Pois é através dessa "conflituação do
banal" que a autora nos remete ao que considera '"o fim do romantismo":
aquele "ser resplandecente" que as duas evocam, não passa de um homem
comum, inventado por elas. E o que se inicia como uma cena esfuziante, nas mãos de Guta Stresser - buscando
os recursos cômicos de sua personalidade de atriz - e de Silvia Buarque, contida
e interiorizada em sua personagem que representa, no caso, a mulher consciente (em
sua interpretação, a surpresa de uma atriz madura, interiorizada). Enfim, em cenas paralelas, acontece o desvendamento do homem.
A presença do personagem masculino (interpretado por Rodrigo Penna), repositario
da fantasia feminina, não se mostra a altura daqueles "corações
desvairados". Aliás, as coisas, para ele, em relação àquelas mulheres, são
inescrutáveis, pois tudo é muito mais simples: trata-se de viver. Será que estamos
na presença da superioridade masculina? Em todo caso, é decepcionante, essa superioridade.

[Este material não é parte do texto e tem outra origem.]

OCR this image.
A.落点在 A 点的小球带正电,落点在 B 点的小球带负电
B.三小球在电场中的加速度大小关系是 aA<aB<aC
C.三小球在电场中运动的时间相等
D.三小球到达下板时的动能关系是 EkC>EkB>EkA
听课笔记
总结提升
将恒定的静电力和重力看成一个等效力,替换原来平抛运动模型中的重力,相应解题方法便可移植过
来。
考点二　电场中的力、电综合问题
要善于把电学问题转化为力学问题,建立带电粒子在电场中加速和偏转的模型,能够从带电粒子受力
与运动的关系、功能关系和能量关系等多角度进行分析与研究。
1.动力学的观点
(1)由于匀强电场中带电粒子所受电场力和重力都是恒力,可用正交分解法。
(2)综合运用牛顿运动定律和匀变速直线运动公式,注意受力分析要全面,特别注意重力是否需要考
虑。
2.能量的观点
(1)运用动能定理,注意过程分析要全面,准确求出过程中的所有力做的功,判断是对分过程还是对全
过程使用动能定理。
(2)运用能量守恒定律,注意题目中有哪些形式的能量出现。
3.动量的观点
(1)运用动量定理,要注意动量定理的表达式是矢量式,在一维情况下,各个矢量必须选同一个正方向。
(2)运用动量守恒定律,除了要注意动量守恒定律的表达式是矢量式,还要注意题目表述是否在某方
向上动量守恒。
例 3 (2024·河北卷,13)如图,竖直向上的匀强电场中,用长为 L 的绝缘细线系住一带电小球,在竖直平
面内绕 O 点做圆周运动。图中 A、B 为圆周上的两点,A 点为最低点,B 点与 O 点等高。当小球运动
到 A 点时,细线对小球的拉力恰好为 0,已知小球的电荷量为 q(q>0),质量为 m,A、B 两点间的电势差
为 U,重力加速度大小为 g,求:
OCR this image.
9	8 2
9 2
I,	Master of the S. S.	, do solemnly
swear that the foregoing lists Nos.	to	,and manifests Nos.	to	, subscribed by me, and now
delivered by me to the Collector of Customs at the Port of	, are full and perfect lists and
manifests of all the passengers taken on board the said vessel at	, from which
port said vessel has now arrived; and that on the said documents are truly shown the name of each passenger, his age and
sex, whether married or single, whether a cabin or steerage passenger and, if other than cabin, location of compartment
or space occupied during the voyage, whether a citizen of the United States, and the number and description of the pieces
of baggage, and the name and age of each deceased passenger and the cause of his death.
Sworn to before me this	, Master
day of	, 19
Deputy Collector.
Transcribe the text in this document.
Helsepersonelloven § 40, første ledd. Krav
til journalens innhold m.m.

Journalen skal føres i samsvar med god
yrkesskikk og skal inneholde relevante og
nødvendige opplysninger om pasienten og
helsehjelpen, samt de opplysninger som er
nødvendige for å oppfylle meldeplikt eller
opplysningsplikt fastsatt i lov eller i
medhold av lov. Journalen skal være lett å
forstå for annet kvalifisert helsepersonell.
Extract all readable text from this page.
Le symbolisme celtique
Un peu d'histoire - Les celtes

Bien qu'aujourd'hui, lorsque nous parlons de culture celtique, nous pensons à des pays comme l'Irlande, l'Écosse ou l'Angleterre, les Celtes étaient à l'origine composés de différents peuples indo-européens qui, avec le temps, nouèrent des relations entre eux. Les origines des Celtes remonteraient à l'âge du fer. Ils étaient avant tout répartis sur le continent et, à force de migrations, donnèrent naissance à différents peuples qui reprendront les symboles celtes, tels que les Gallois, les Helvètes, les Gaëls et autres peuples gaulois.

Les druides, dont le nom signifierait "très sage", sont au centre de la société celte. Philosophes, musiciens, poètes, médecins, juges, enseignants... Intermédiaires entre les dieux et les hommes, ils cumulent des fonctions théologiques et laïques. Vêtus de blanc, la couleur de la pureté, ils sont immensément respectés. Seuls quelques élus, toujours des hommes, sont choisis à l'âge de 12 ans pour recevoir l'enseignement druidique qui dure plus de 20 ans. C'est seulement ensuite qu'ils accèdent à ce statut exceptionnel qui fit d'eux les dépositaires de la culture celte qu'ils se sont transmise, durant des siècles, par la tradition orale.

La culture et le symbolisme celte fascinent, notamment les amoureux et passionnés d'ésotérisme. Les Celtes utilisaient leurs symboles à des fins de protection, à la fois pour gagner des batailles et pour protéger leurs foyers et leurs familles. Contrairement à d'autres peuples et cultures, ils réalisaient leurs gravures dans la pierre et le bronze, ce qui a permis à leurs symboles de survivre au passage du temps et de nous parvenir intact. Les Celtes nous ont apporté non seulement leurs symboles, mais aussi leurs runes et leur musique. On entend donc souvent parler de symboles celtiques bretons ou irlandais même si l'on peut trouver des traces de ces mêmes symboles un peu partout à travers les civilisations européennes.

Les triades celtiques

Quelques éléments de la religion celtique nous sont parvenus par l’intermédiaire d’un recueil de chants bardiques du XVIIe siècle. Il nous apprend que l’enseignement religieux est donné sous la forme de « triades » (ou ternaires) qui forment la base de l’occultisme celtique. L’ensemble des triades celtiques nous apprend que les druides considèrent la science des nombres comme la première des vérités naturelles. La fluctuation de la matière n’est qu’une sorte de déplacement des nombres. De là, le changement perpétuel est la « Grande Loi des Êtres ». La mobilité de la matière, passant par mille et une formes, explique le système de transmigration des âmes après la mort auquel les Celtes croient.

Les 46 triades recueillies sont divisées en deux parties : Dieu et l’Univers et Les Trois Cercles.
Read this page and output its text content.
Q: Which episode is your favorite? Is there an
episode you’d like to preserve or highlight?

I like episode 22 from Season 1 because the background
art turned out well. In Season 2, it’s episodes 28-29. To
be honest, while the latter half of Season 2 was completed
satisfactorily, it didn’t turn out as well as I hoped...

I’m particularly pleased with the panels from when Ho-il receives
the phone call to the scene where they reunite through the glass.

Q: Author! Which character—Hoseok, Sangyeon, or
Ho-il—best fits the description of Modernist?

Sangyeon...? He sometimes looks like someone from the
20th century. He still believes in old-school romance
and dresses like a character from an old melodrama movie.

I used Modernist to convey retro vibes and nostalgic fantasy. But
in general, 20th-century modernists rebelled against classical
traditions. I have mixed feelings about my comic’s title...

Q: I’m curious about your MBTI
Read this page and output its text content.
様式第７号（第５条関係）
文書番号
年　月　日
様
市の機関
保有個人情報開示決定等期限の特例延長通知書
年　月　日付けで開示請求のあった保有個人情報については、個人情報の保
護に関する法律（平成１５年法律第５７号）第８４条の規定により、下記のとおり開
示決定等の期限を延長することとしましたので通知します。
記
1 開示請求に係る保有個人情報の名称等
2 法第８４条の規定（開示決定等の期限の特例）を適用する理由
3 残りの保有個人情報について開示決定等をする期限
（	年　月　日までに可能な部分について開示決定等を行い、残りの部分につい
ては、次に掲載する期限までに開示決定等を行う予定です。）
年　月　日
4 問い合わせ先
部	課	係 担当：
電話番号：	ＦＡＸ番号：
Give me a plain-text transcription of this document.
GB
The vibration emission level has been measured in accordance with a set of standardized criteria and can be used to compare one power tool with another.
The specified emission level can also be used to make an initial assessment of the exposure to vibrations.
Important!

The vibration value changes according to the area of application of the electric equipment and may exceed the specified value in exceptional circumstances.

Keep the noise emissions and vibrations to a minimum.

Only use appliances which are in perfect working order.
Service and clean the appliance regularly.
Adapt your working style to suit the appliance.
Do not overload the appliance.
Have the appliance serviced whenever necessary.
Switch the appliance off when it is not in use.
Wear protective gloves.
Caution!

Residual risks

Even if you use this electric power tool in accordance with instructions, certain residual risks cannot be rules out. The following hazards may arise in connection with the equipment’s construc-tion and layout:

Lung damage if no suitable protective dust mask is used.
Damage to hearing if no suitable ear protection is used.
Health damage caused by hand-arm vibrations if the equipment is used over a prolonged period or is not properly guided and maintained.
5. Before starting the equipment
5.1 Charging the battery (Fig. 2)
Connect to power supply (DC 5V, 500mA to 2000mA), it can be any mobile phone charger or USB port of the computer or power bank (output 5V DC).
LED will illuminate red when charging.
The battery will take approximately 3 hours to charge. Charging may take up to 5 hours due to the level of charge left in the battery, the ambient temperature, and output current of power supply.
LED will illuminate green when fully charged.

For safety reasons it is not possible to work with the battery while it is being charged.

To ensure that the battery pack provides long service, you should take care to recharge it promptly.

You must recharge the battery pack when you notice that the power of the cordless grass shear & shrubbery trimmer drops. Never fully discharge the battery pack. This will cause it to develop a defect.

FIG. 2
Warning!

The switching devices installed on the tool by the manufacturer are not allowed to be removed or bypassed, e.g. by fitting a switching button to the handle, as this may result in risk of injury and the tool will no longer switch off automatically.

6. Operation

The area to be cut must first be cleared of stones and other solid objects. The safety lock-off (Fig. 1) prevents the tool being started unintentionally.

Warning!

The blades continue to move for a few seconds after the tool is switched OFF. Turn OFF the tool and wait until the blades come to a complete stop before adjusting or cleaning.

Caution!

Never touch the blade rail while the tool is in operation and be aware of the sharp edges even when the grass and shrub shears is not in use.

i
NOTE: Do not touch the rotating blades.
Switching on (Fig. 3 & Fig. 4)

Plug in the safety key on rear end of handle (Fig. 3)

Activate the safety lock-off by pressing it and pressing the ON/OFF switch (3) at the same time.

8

Essas são apenas algumas das muitas
interpretações do interessante mergulho na verdade feminina, que o texto de
Adriana Falcão e a direção de Henrique Tavares - através de seu acertado caminho - nos permitem.
Na Iluminação de Beto Bruel temos o
reforço dos limites em que vivem aquelas duas mulheres "aprisionadas"
pelo amor. As luzes marcam a sua "prisão". Como elas nascem da
imaginação, uma vez concretizada a escolha da liberdade, as "luzes
carcerárias" desaparecem... O cenário, e figurinos, marcam a época
psicológica em que as duas persongens se movimentam. O figurino é responsável também
pelo "desnudar da lagarta em borboleta" da última cena.
Música Tema de Clarice Falcão e Ricco Vianna
(Rick de La Torre, bateria); Assistência de Direção: Alfredo Boneff. NÃO PERCAM ESSA SUTIL HISTORIA DE DESAMOR!